Women who feel that their breasts are too small and can be increased to improve the body silhouette. The cause may have been lack of development of breasts, or uneven development, leaving one breast smaller than the other, or whose breast shape and volume have changed due to weight loss, pregnancy or aging.
Increase the size of the breasts. Improve the consistency of the breast. Improve body balance.
From 90 to 150 minutes.
Epidural with sedation.
Outpatient 4-12 hours after the surgery.
Back to work, if not a strenuous physical activity, it is possible within a few days. The scar takes several months to become unoticeable, in some cases can take a year or more. The dressings should be changed in the first two weeks after the operation. Shower is allowed 24 hours after surgery and the stitches are removed after the seventh day. A special bra should be worn for one month, driving is allowed after two weeks and exercise only after two to three weeks.
There will be some pain and discomfort (controllable with painkillers), increased tenderness, swelling, change in nipple sensation and possibly bruising for two to three weeks.

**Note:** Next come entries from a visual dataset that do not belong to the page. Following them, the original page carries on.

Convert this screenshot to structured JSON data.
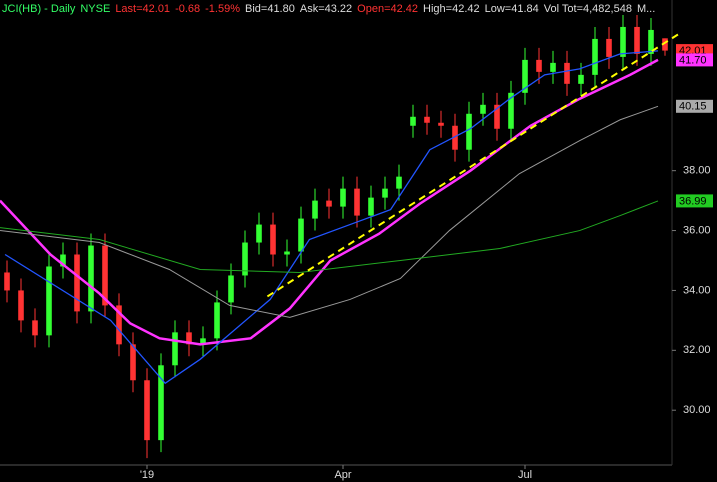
{
  "chart_data": {
    "type": "candlestick",
    "header": [
      {
        "text": "JCI(HB) - Daily",
        "color": "#33ff66"
      },
      {
        "text": "NYSE",
        "color": "#33ff66"
      },
      {
        "text": "Last=42.01",
        "color": "#ff3333"
      },
      {
        "text": "-0.68",
        "color": "#ff3333"
      },
      {
        "text": "-1.59%",
        "color": "#ff3333"
      },
      {
        "text": "Bid=41.80",
        "color": "#dddddd"
      },
      {
        "text": "Ask=43.22",
        "color": "#dddddd"
      },
      {
        "text": "Open=42.42",
        "color": "#ff3333"
      },
      {
        "text": "High=42.42",
        "color": "#dddddd"
      },
      {
        "text": "Low=41.84",
        "color": "#dddddd"
      },
      {
        "text": "Vol Tot=4,482,548",
        "color": "#dddddd"
      },
      {
        "text": "M...",
        "color": "#dddddd"
      }
    ],
    "categories": [
      null,
      null,
      null,
      null,
      null,
      null,
      null,
      null,
      null,
      null,
      "'19",
      null,
      null,
      null,
      null,
      null,
      null,
      null,
      null,
      null,
      null,
      null,
      null,
      null,
      "Apr",
      null,
      null,
      null,
      null,
      null,
      null,
      null,
      null,
      null,
      null,
      null,
      null,
      "Jul",
      null,
      null,
      null,
      null,
      null,
      null,
      null,
      null,
      null,
      null
    ],
    "open": [
      34.6,
      34.0,
      33.0,
      32.5,
      34.8,
      35.2,
      33.3,
      35.5,
      33.5,
      32.2,
      31.0,
      29.0,
      31.5,
      32.6,
      32.2,
      32.4,
      33.6,
      34.5,
      35.6,
      36.2,
      35.2,
      35.3,
      36.4,
      37.0,
      36.8,
      37.4,
      36.5,
      37.1,
      37.4,
      39.5,
      39.8,
      39.6,
      39.5,
      38.7,
      39.9,
      40.2,
      39.4,
      40.6,
      41.7,
      41.3,
      41.6,
      40.9,
      41.2,
      42.4,
      41.8,
      42.8,
      41.9,
      42.42
    ],
    "high": [
      35.0,
      34.4,
      33.4,
      35.2,
      35.6,
      35.6,
      35.9,
      35.9,
      33.9,
      32.6,
      31.4,
      31.9,
      33.0,
      33.0,
      32.8,
      34.0,
      34.9,
      36.0,
      36.6,
      36.6,
      35.7,
      36.8,
      37.4,
      37.4,
      37.8,
      37.8,
      37.5,
      37.8,
      38.2,
      40.2,
      40.2,
      40.0,
      39.9,
      40.3,
      40.6,
      40.6,
      41.0,
      42.1,
      42.1,
      42.0,
      42.0,
      41.6,
      42.8,
      42.8,
      43.2,
      43.2,
      43.1,
      42.42
    ],
    "low": [
      33.6,
      32.6,
      32.1,
      32.1,
      34.4,
      32.9,
      32.9,
      33.1,
      31.8,
      30.6,
      28.4,
      28.6,
      31.1,
      31.8,
      31.8,
      32.0,
      33.2,
      34.1,
      35.2,
      34.8,
      34.8,
      34.9,
      36.0,
      36.4,
      36.4,
      36.1,
      36.1,
      36.7,
      37.0,
      39.1,
      39.2,
      39.1,
      38.3,
      38.3,
      39.5,
      39.0,
      39.0,
      40.2,
      40.9,
      40.9,
      40.5,
      40.5,
      40.8,
      41.4,
      41.4,
      41.5,
      41.5,
      41.84
    ],
    "close": [
      34.0,
      33.0,
      32.5,
      34.8,
      35.2,
      33.3,
      35.5,
      33.5,
      32.2,
      31.0,
      29.0,
      31.5,
      32.6,
      32.2,
      32.4,
      33.6,
      34.5,
      35.6,
      36.2,
      35.2,
      35.3,
      36.4,
      37.0,
      36.8,
      37.4,
      36.5,
      37.1,
      37.4,
      37.8,
      39.8,
      39.6,
      39.5,
      38.7,
      39.9,
      40.2,
      39.4,
      40.6,
      41.7,
      41.3,
      41.6,
      40.9,
      41.2,
      42.4,
      41.8,
      42.8,
      41.9,
      42.7,
      42.01
    ],
    "up_color": "#33ff33",
    "down_color": "#ff3333",
    "overlays": [
      {
        "color": "#ff33ff",
        "width": 2.5,
        "dash": false,
        "x": [
          -0.5,
          3.1,
          6.6,
          8.8,
          10.9,
          13.8,
          17.4,
          20.2,
          23.1,
          26.6,
          29.5,
          33.1,
          37.4,
          40.9,
          44.5,
          46.5
        ],
        "values": [
          37.0,
          35.2,
          33.9,
          32.9,
          32.4,
          32.2,
          32.4,
          33.4,
          35.0,
          35.9,
          36.9,
          38.0,
          39.5,
          40.4,
          41.2,
          41.7
        ]
      },
      {
        "color": "#2255ff",
        "width": 1.3,
        "dash": false,
        "x": [
          -0.14,
          7.4,
          11.3,
          13.8,
          18.8,
          21.6,
          24.5,
          27.4,
          30.2,
          33.1,
          35.9,
          38.4,
          40.9,
          43.8,
          46.5
        ],
        "values": [
          35.2,
          33.0,
          30.9,
          31.7,
          33.7,
          35.7,
          36.2,
          36.7,
          38.7,
          39.4,
          40.4,
          41.2,
          41.4,
          41.9,
          42.0
        ]
      },
      {
        "color": "#999999",
        "width": 1,
        "dash": false,
        "x": [
          -0.5,
          6.6,
          11.6,
          15.9,
          20.2,
          24.5,
          28.1,
          31.6,
          36.6,
          40.9,
          43.8,
          46.5
        ],
        "values": [
          36.0,
          35.6,
          34.7,
          33.5,
          33.1,
          33.7,
          34.4,
          36.0,
          37.9,
          39.0,
          39.7,
          40.15
        ]
      },
      {
        "color": "#22aa22",
        "width": 1,
        "dash": false,
        "x": [
          -0.5,
          6.6,
          13.8,
          20.9,
          28.1,
          35.2,
          40.9,
          43.8,
          46.5
        ],
        "values": [
          36.1,
          35.7,
          34.7,
          34.6,
          35.0,
          35.4,
          36.0,
          36.5,
          36.99
        ]
      },
      {
        "color": "#ffff00",
        "width": 2,
        "dash": true,
        "x": [
          18.6,
          48.1
        ],
        "values": [
          33.8,
          42.6
        ]
      }
    ],
    "price_tags": [
      {
        "value": 42.01,
        "color": "#ff3333"
      },
      {
        "value": {
          "value": 41.7,
          "label": "41.70"
        },
        "color": "#ff33ff"
      },
      {
        "value": 40.15,
        "color": "#aaaaaa"
      },
      {
        "value": 36.99,
        "color": "#22cc22"
      }
    ],
    "xlim": [
      -0.5,
      47.5
    ],
    "ylim": [
      28.17,
      43.7
    ],
    "yticks": [
      {
        "value": 30,
        "label": "30.00"
      },
      {
        "value": 32,
        "label": "32.00"
      },
      {
        "value": 34,
        "label": "34.00"
      },
      {
        "value": 36,
        "label": "36.00"
      },
      {
        "value": 38,
        "label": "38.00"
      }
    ]
  }
}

We work with several types of incisions, and the decision on the type of scar is defined by the doctor in conjunction with the patient, we say that each breast has the scar most appropriate to your format, we always try to make smaller incisions possible, if is not necessary to modify the position of the areola we can use an incision of four to five cm in the fold below the breast, a half-moon incision at the bottom of the areola, a 4 cm incision in the areola and nipple, or an incision in the armpit. The implant can be placed above or below the pectoral muscle, depending on each case and the type of implant chosen. If the breasts are sagging or need nipple elevation is also recommended that the study along with breast augmentation, for this need to realize vertical scar, or anchor-shaped scar.